KNIME-CDK: Workflow-driven cheminformatics
1 European Molecular Biology Laboratory - European Bioinformatics Institute (EMBL-EBI), Wellcome Trust Genome Campus, Hinxton, Cambridge, UK
2 Nycomed Chair for Bioinformatics and Information Mining, University of Konstanz, Konstanz, Germany
3 KNIME.com AG, Technoparkstr. 1, 8005 Zürich, Switzerland
BMC Bioinformatics 2013, 14:257 doi:10.1186/1471-2105-14-257Published: 22 August 2013
Cheminformaticians have to routinely process and analyse libraries of small molecules. Among other things, that includes the standardization of molecules, calculation of various descriptors, visualisation of molecular structures, and downstream analysis. For this purpose, scientific workflow platforms such as the Konstanz Information Miner can be used if provided with the right plug-in. A workflow-based cheminformatics tool provides the advantage of ease-of-use and interoperability between complementary cheminformatics packages within the same framework, hence facilitating the analysis process.

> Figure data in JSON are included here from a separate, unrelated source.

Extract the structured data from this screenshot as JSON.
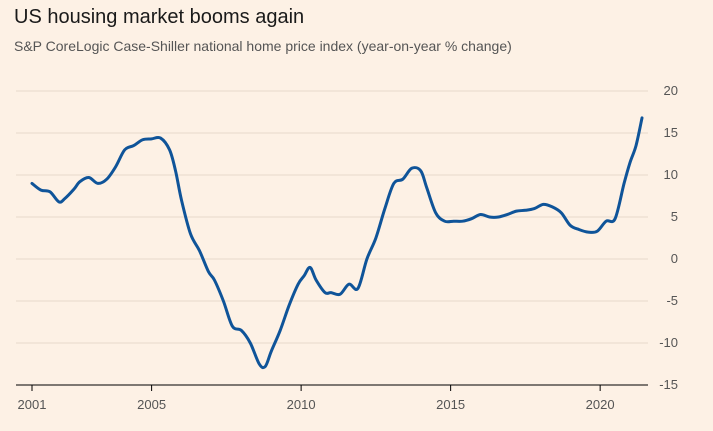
{
  "header": {
    "title": "US housing market booms again",
    "subtitle": "S&P CoreLogic Case-Shiller national home price index (year-on-year % change)"
  },
  "colors": {
    "background": "#fdf1e5",
    "line": "#0f5499",
    "grid": "#e6d9cc"
  },
  "chart_data": {
    "type": "line",
    "title": "US housing market booms again",
    "subtitle": "S&P CoreLogic Case-Shiller national home price index (year-on-year % change)",
    "xlabel": "",
    "ylabel": "",
    "xlim": [
      2001,
      2021.5
    ],
    "ylim": [
      -15,
      20
    ],
    "x_ticks": [
      2001,
      2005,
      2010,
      2015,
      2020
    ],
    "y_ticks": [
      20,
      15,
      10,
      5,
      0,
      -5,
      -10,
      -15
    ],
    "y_axis_side": "right",
    "grid": "horizontal",
    "series": [
      {
        "x": [
          2001.0,
          2001.3,
          2001.6,
          2001.9,
          2002.1,
          2002.4,
          2002.6,
          2002.9,
          2003.2,
          2003.5,
          2003.8,
          2004.1,
          2004.4,
          2004.7,
          2005.0,
          2005.3,
          2005.6,
          2005.8,
          2006.0,
          2006.3,
          2006.6,
          2006.9,
          2007.1,
          2007.4,
          2007.7,
          2008.0,
          2008.3,
          2008.6,
          2008.8,
          2009.0,
          2009.3,
          2009.6,
          2009.9,
          2010.1,
          2010.3,
          2010.5,
          2010.8,
          2011.0,
          2011.3,
          2011.6,
          2011.9,
          2012.2,
          2012.5,
          2012.8,
          2013.1,
          2013.4,
          2013.7,
          2014.0,
          2014.2,
          2014.5,
          2014.8,
          2015.1,
          2015.4,
          2015.7,
          2016.0,
          2016.3,
          2016.6,
          2016.9,
          2017.2,
          2017.5,
          2017.8,
          2018.1,
          2018.4,
          2018.7,
          2019.0,
          2019.3,
          2019.6,
          2019.9,
          2020.2,
          2020.5,
          2020.8,
          2021.0,
          2021.2,
          2021.4
        ],
        "y": [
          9.0,
          8.2,
          8.0,
          6.8,
          7.2,
          8.3,
          9.2,
          9.7,
          9.0,
          9.5,
          11.0,
          13.0,
          13.5,
          14.2,
          14.3,
          14.4,
          13.0,
          10.5,
          7.0,
          3.0,
          1.0,
          -1.5,
          -2.5,
          -5.0,
          -8.0,
          -8.5,
          -10.0,
          -12.5,
          -12.8,
          -11.0,
          -8.5,
          -5.5,
          -3.0,
          -2.0,
          -1.0,
          -2.5,
          -4.0,
          -4.0,
          -4.2,
          -3.0,
          -3.5,
          0.0,
          2.5,
          6.0,
          9.0,
          9.5,
          10.8,
          10.5,
          8.5,
          5.5,
          4.5,
          4.5,
          4.5,
          4.8,
          5.3,
          5.0,
          5.0,
          5.3,
          5.7,
          5.8,
          6.0,
          6.5,
          6.2,
          5.5,
          4.0,
          3.5,
          3.2,
          3.3,
          4.5,
          4.8,
          9.0,
          11.5,
          13.5,
          16.8
        ]
      }
    ]
  }
}
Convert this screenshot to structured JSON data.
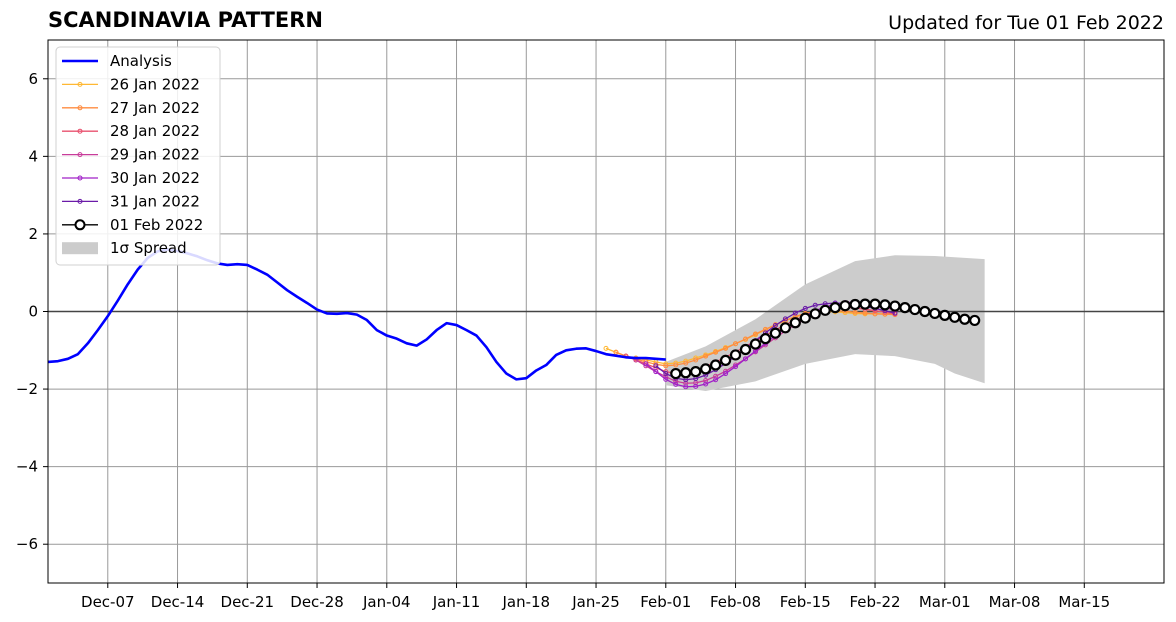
{
  "chart_data": {
    "type": "line",
    "title": "SCANDINAVIA PATTERN",
    "subtitle": "Updated for Tue 01 Feb 2022",
    "xlabel": "",
    "ylabel": "",
    "ylim": [
      -7,
      7
    ],
    "yticks": [
      -6,
      -4,
      -2,
      0,
      2,
      4,
      6
    ],
    "ytick_labels": [
      "−6",
      "−4",
      "−2",
      "0",
      "2",
      "4",
      "6"
    ],
    "xlim": [
      "2021-12-01",
      "2022-03-23"
    ],
    "xticks": [
      "2021-12-07",
      "2021-12-14",
      "2021-12-21",
      "2021-12-28",
      "2022-01-04",
      "2022-01-11",
      "2022-01-18",
      "2022-01-25",
      "2022-02-01",
      "2022-02-08",
      "2022-02-15",
      "2022-02-22",
      "2022-03-01",
      "2022-03-08",
      "2022-03-15"
    ],
    "xtick_labels": [
      "Dec-07",
      "Dec-14",
      "Dec-21",
      "Dec-28",
      "Jan-04",
      "Jan-11",
      "Jan-18",
      "Jan-25",
      "Feb-01",
      "Feb-08",
      "Feb-15",
      "Feb-22",
      "Mar-01",
      "Mar-08",
      "Mar-15"
    ],
    "grid": true,
    "legend_position": "top-left",
    "analysis": {
      "name": "Analysis",
      "color": "#0000ff",
      "start": "2021-12-01",
      "values": [
        -1.3,
        -1.28,
        -1.22,
        -1.1,
        -0.82,
        -0.48,
        -0.12,
        0.28,
        0.7,
        1.08,
        1.38,
        1.55,
        1.6,
        1.56,
        1.5,
        1.42,
        1.32,
        1.24,
        1.2,
        1.22,
        1.2,
        1.08,
        0.95,
        0.75,
        0.55,
        0.38,
        0.22,
        0.05,
        -0.05,
        -0.06,
        -0.04,
        -0.08,
        -0.22,
        -0.48,
        -0.62,
        -0.7,
        -0.82,
        -0.88,
        -0.72,
        -0.48,
        -0.3,
        -0.35,
        -0.48,
        -0.62,
        -0.92,
        -1.3,
        -1.6,
        -1.75,
        -1.72,
        -1.52,
        -1.38,
        -1.12,
        -1.0,
        -0.96,
        -0.95,
        -1.02,
        -1.1,
        -1.14,
        -1.18,
        -1.2,
        -1.2,
        -1.22,
        -1.24
      ]
    },
    "spread": {
      "name": "1σ Spread",
      "color": "#cccccc",
      "dates": [
        "2022-02-01",
        "2022-02-05",
        "2022-02-10",
        "2022-02-15",
        "2022-02-20",
        "2022-02-24",
        "2022-02-28",
        "2022-03-02",
        "2022-03-05"
      ],
      "upper": [
        -1.3,
        -0.9,
        -0.2,
        0.7,
        1.3,
        1.45,
        1.43,
        1.4,
        1.35
      ],
      "lower": [
        -1.9,
        -2.05,
        -1.8,
        -1.35,
        -1.1,
        -1.15,
        -1.35,
        -1.6,
        -1.85
      ]
    },
    "series": [
      {
        "name": "26 Jan 2022",
        "color": "#ffb833",
        "start": "2022-01-26",
        "values": [
          -0.95,
          -1.05,
          -1.15,
          -1.2,
          -1.25,
          -1.3,
          -1.35,
          -1.33,
          -1.28,
          -1.2,
          -1.12,
          -1.03,
          -0.93,
          -0.83,
          -0.72,
          -0.6,
          -0.47,
          -0.35,
          -0.24,
          -0.14,
          -0.07,
          -0.02,
          0.0,
          -0.01,
          -0.03,
          -0.05,
          -0.06,
          -0.06,
          -0.06,
          -0.07
        ]
      },
      {
        "name": "27 Jan 2022",
        "color": "#ff8c40",
        "start": "2022-01-27",
        "values": [
          -1.05,
          -1.15,
          -1.22,
          -1.3,
          -1.36,
          -1.4,
          -1.38,
          -1.33,
          -1.25,
          -1.15,
          -1.05,
          -0.95,
          -0.83,
          -0.71,
          -0.58,
          -0.46,
          -0.34,
          -0.23,
          -0.13,
          -0.05,
          0.0,
          0.02,
          0.02,
          0.01,
          -0.02,
          -0.04,
          -0.06,
          -0.07,
          -0.08
        ]
      },
      {
        "name": "28 Jan 2022",
        "color": "#e8506e",
        "start": "2022-01-28",
        "values": [
          -1.15,
          -1.25,
          -1.35,
          -1.45,
          -1.55,
          -1.6,
          -1.58,
          -1.52,
          -1.42,
          -1.3,
          -1.18,
          -1.04,
          -0.9,
          -0.76,
          -0.62,
          -0.48,
          -0.34,
          -0.22,
          -0.1,
          -0.01,
          0.05,
          0.09,
          0.1,
          0.09,
          0.06,
          0.02,
          -0.02,
          -0.06
        ]
      },
      {
        "name": "29 Jan 2022",
        "color": "#c83c9a",
        "start": "2022-01-29",
        "values": [
          -1.25,
          -1.4,
          -1.55,
          -1.68,
          -1.8,
          -1.85,
          -1.84,
          -1.78,
          -1.67,
          -1.54,
          -1.38,
          -1.22,
          -1.04,
          -0.86,
          -0.68,
          -0.5,
          -0.34,
          -0.2,
          -0.07,
          0.04,
          0.12,
          0.17,
          0.19,
          0.18,
          0.15,
          0.1,
          0.04
        ]
      },
      {
        "name": "30 Jan 2022",
        "color": "#a020c8",
        "start": "2022-01-30",
        "values": [
          -1.35,
          -1.55,
          -1.75,
          -1.88,
          -1.94,
          -1.93,
          -1.87,
          -1.76,
          -1.6,
          -1.42,
          -1.22,
          -1.02,
          -0.82,
          -0.62,
          -0.43,
          -0.26,
          -0.11,
          0.02,
          0.12,
          0.19,
          0.23,
          0.24,
          0.22,
          0.18,
          0.13,
          0.07
        ]
      },
      {
        "name": "31 Jan 2022",
        "color": "#6a1aa8",
        "start": "2022-01-31",
        "values": [
          -1.4,
          -1.6,
          -1.72,
          -1.76,
          -1.73,
          -1.64,
          -1.5,
          -1.34,
          -1.15,
          -0.95,
          -0.75,
          -0.55,
          -0.36,
          -0.19,
          -0.04,
          0.08,
          0.16,
          0.2,
          0.22,
          0.21,
          0.18,
          0.13,
          0.08,
          0.02,
          -0.04
        ]
      },
      {
        "name": "01 Feb 2022",
        "color": "#000000",
        "start": "2022-02-02",
        "marker": "circle-white",
        "values": [
          -1.6,
          -1.58,
          -1.55,
          -1.48,
          -1.38,
          -1.26,
          -1.12,
          -0.98,
          -0.84,
          -0.7,
          -0.56,
          -0.42,
          -0.29,
          -0.17,
          -0.06,
          0.03,
          0.1,
          0.15,
          0.18,
          0.19,
          0.19,
          0.17,
          0.14,
          0.1,
          0.05,
          0.0,
          -0.05,
          -0.1,
          -0.15,
          -0.2,
          -0.23
        ]
      }
    ]
  }
}
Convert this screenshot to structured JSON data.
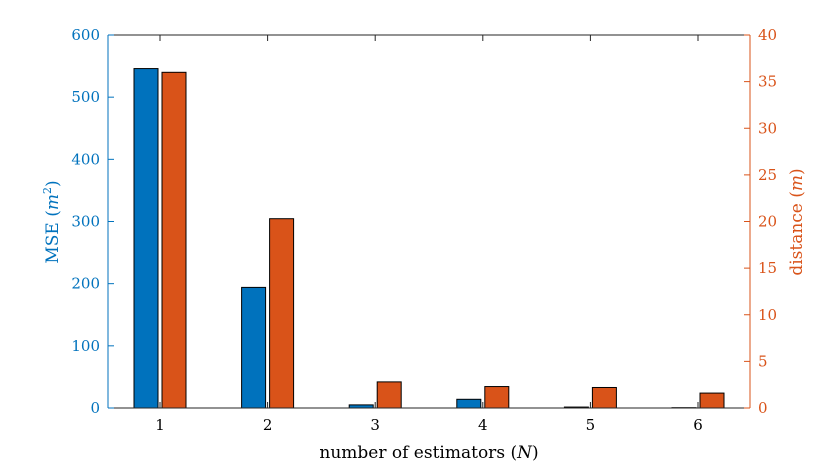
{
  "colors": {
    "left_axis": "#0072BD",
    "right_axis": "#D95319",
    "bar_mse": "#0072BD",
    "bar_distance": "#D95319",
    "bar_edge": "#000000",
    "frame": "#262626"
  },
  "chart_data": {
    "type": "bar",
    "title": "",
    "categories": [
      "1",
      "2",
      "3",
      "4",
      "5",
      "6"
    ],
    "xlabel": {
      "prefix": "number of estimators (",
      "symbol": "N",
      "suffix": ")"
    },
    "ylabel_left": {
      "prefix": "MSE (",
      "symbol": "m",
      "sup": "2",
      "suffix": ")"
    },
    "ylabel_right": {
      "prefix": "distance (",
      "symbol": "m",
      "suffix": ")"
    },
    "ylim_left": [
      0,
      600
    ],
    "yticks_left": [
      0,
      100,
      200,
      300,
      400,
      500,
      600
    ],
    "ylim_right": [
      0,
      40
    ],
    "yticks_right": [
      0,
      5,
      10,
      15,
      20,
      25,
      30,
      35,
      40
    ],
    "grid": false,
    "series": [
      {
        "axis": "left",
        "values": [
          546,
          194,
          5,
          14,
          1.5,
          0.5
        ]
      },
      {
        "axis": "right",
        "values": [
          36,
          20.3,
          2.8,
          2.3,
          2.2,
          1.6
        ]
      }
    ]
  }
}
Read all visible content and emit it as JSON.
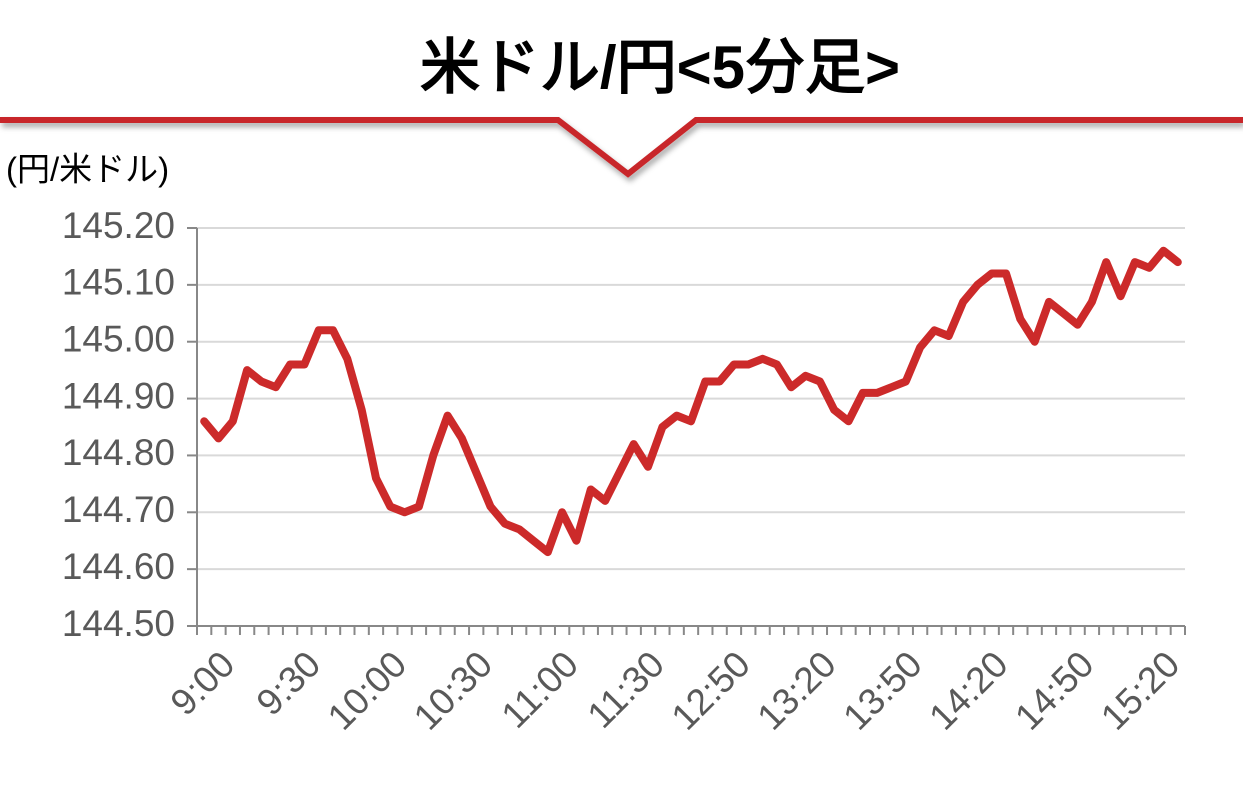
{
  "chart_data": {
    "type": "line",
    "title": "米ドル/円<5分足>",
    "y_label": "(円/米ドル)",
    "categories": [
      "9:00",
      null,
      null,
      null,
      null,
      null,
      "9:30",
      null,
      null,
      null,
      null,
      null,
      "10:00",
      null,
      null,
      null,
      null,
      null,
      "10:30",
      null,
      null,
      null,
      null,
      null,
      "11:00",
      null,
      null,
      null,
      null,
      null,
      "11:30",
      null,
      null,
      null,
      null,
      null,
      "12:50",
      null,
      null,
      null,
      null,
      null,
      "13:20",
      null,
      null,
      null,
      null,
      null,
      "13:50",
      null,
      null,
      null,
      null,
      null,
      "14:20",
      null,
      null,
      null,
      null,
      null,
      "14:50",
      null,
      null,
      null,
      null,
      null,
      "15:20",
      null,
      null
    ],
    "values": [
      144.86,
      144.83,
      144.86,
      144.95,
      144.93,
      144.92,
      144.96,
      144.96,
      145.02,
      145.02,
      144.97,
      144.88,
      144.76,
      144.71,
      144.7,
      144.71,
      144.8,
      144.87,
      144.83,
      144.77,
      144.71,
      144.68,
      144.67,
      144.65,
      144.63,
      144.7,
      144.65,
      144.74,
      144.72,
      144.77,
      144.82,
      144.78,
      144.85,
      144.87,
      144.86,
      144.93,
      144.93,
      144.96,
      144.96,
      144.97,
      144.96,
      144.92,
      144.94,
      144.93,
      144.88,
      144.86,
      144.91,
      144.91,
      144.92,
      144.93,
      144.99,
      145.02,
      145.01,
      145.07,
      145.1,
      145.12,
      145.12,
      145.04,
      145.0,
      145.07,
      145.05,
      145.03,
      145.07,
      145.14,
      145.08,
      145.14,
      145.13,
      145.16,
      145.14
    ],
    "color": "#cc2a2a",
    "ylim": [
      144.5,
      145.2
    ],
    "yticks": [
      {
        "value": 144.5,
        "label": "144.50"
      },
      {
        "value": 144.6,
        "label": "144.60"
      },
      {
        "value": 144.7,
        "label": "144.70"
      },
      {
        "value": 144.8,
        "label": "144.80"
      },
      {
        "value": 144.9,
        "label": "144.90"
      },
      {
        "value": 145.0,
        "label": "145.00"
      },
      {
        "value": 145.1,
        "label": "145.10"
      },
      {
        "value": 145.2,
        "label": "145.20"
      }
    ],
    "grid": true
  }
}
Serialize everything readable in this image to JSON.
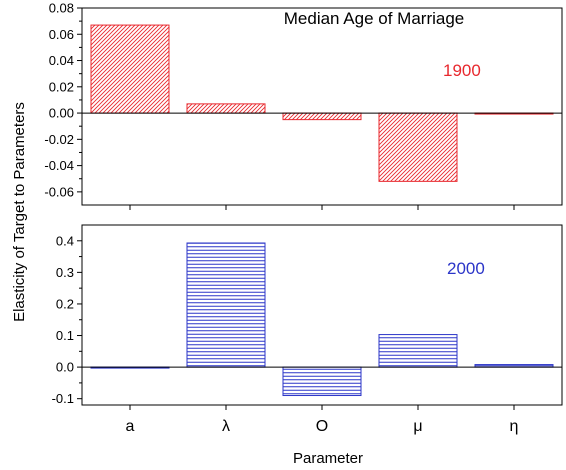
{
  "chart_data": {
    "type": "bar",
    "title": "Median Age of Marriage",
    "xlabel": "Parameter",
    "ylabel": "Elasticity of Target to Parameters",
    "categories": [
      "a",
      "λ",
      "O",
      "μ",
      "η"
    ],
    "panels": [
      {
        "label": "1900",
        "color": "#e8282e",
        "pattern": "diagonal-hatch",
        "ylim": [
          -0.07,
          0.08
        ],
        "yticks": [
          0.08,
          0.06,
          0.04,
          0.02,
          0.0,
          -0.02,
          -0.04,
          -0.06
        ],
        "ytick_labels": [
          "0.08",
          "0.06",
          "0.04",
          "0.02",
          "0.00",
          "-0.02",
          "-0.04",
          "-0.06"
        ],
        "values": [
          0.067,
          0.007,
          -0.005,
          -0.052,
          -0.0005
        ]
      },
      {
        "label": "2000",
        "color": "#2b35c8",
        "pattern": "horizontal-hatch",
        "ylim": [
          -0.12,
          0.45
        ],
        "yticks": [
          0.4,
          0.3,
          0.2,
          0.1,
          0.0,
          -0.1
        ],
        "ytick_labels": [
          "0.4",
          "0.3",
          "0.2",
          "0.1",
          "0.0",
          "-0.1"
        ],
        "values": [
          0.0,
          0.393,
          -0.09,
          0.103,
          0.008
        ]
      }
    ]
  }
}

KNIME-CDK comprises functions for molecule conversion to/from common formats, generation of signatures, fingerprints, and molecular properties. It is based on the Chemistry Development Toolkit and uses the Chemical Markup Language for persistence. A comparison with the cheminformatics plug-in RDKit shows that KNIME-CDK supports a similar range of chemical classes and adds new functionality to the framework. We describe the design and integration of the plug-in, and demonstrate the usage of the nodes on ChEBI, a library of small molecules of biological interest.
KNIME-CDK is an open-source plug-in for the Konstanz Information Miner, a free workflow platform. KNIME-CDK is build on top of the open-source Chemistry Development Toolkit and allows for efficient cross-vendor structural cheminformatics. Its ease-of-use and modularity enables researchers to automate routine tasks and data analysis, bringing complimentary cheminformatics functionality to the workflow environment.